Workforce Productivity

Workforce Productivity (Bloomberg)

The good news is British workers are not terribly behind their European peers. The nation falls in the mid-range. (Italy is a notable exception, and not a country I would want much exposure to). But the takeaway for me is that this is another reason why I want the majority of my exposure to be the S&P 500, or American stocks in general. As a country we have a very productive workforce, and that carries through to profits and share prices. The fortunate point here is that Britain is not far behind the globe, just the U.S., but so is everyone else.

Bottom-line

I’ve been patient on EWU for a while, and that outlook has turned out to have made a lot of sense. While the fund has been outperforming the S&P 500, it is still in the red for the year. This is because the world is facing many of the same problems. Britain, just like the U.S., mainland Europe, Asia, and the rest of the globe faces problems from supply shortages, inflation, and uncertainty. The country continues to face weak GDP growth, a tepid consumer, and a workforce whose productivity is rising very slowly.

Yet, an argument can be made for an investment here. The fund has a solid dividend, and year-over-year growth in this regard shows the underlying companies are relatively healthy. Further, I like how Britain is more isolated from the Russia-Ukraine conflict than most of Europe. This way, if the conflict escalates, it will be less impacted as a result. Finally, the market seems very pessimistic on the U.K. as a whole, and that suggests the time could be ripe for a contrarian play.

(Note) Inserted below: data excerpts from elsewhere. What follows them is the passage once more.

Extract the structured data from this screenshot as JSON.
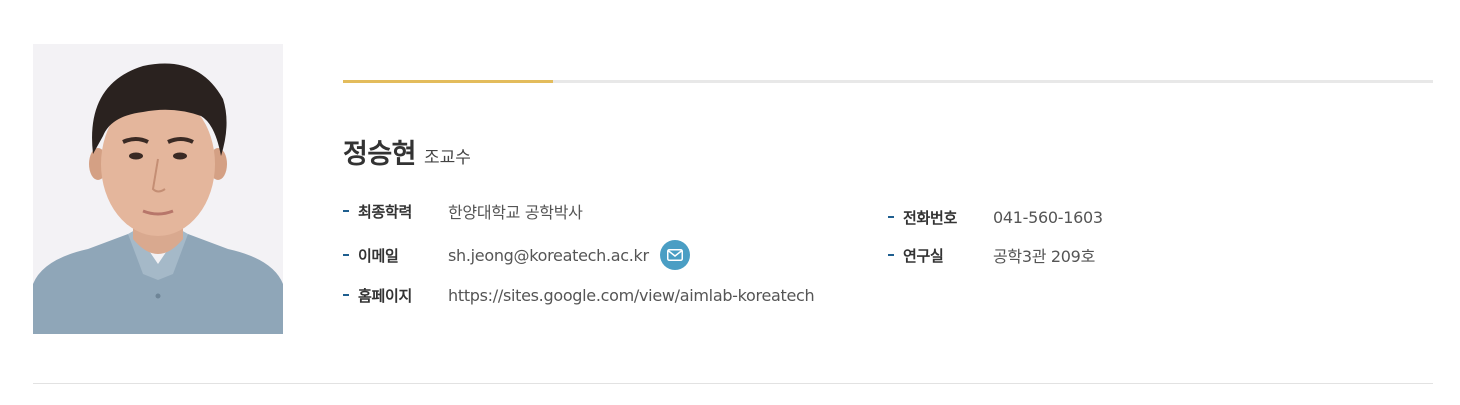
{
  "professor": {
    "name": "정승현",
    "position": "조교수"
  },
  "info": {
    "education": {
      "label": "최종학력",
      "value": "한양대학교 공학박사"
    },
    "email": {
      "label": "이메일",
      "value": "sh.jeong@koreatech.ac.kr",
      "icon": "mail-icon"
    },
    "homepage": {
      "label": "홈페이지",
      "value": "https://sites.google.com/view/aimlab-koreatech"
    },
    "phone": {
      "label": "전화번호",
      "value": "041-560-1603"
    },
    "office": {
      "label": "연구실",
      "value": "공학3관 209호"
    }
  },
  "colors": {
    "accent_gold": "#e3bc5c",
    "dash_blue": "#1f5f8f",
    "mail_button": "#4a9ec4"
  }
}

Ultimately, EWU continues to be a mixed bag. I take this to mean that investors need to stay patient, wait for weakness / down days to buy, and not get too aggressive in the short-term. For me, I will continue holding, and look to add to my position in the coming months if we see either some positive news or an unjustifiable market drop. Therefore, I will keep my rating on EWU as a “hold”, and suggest readers approach the fund selectively at this time.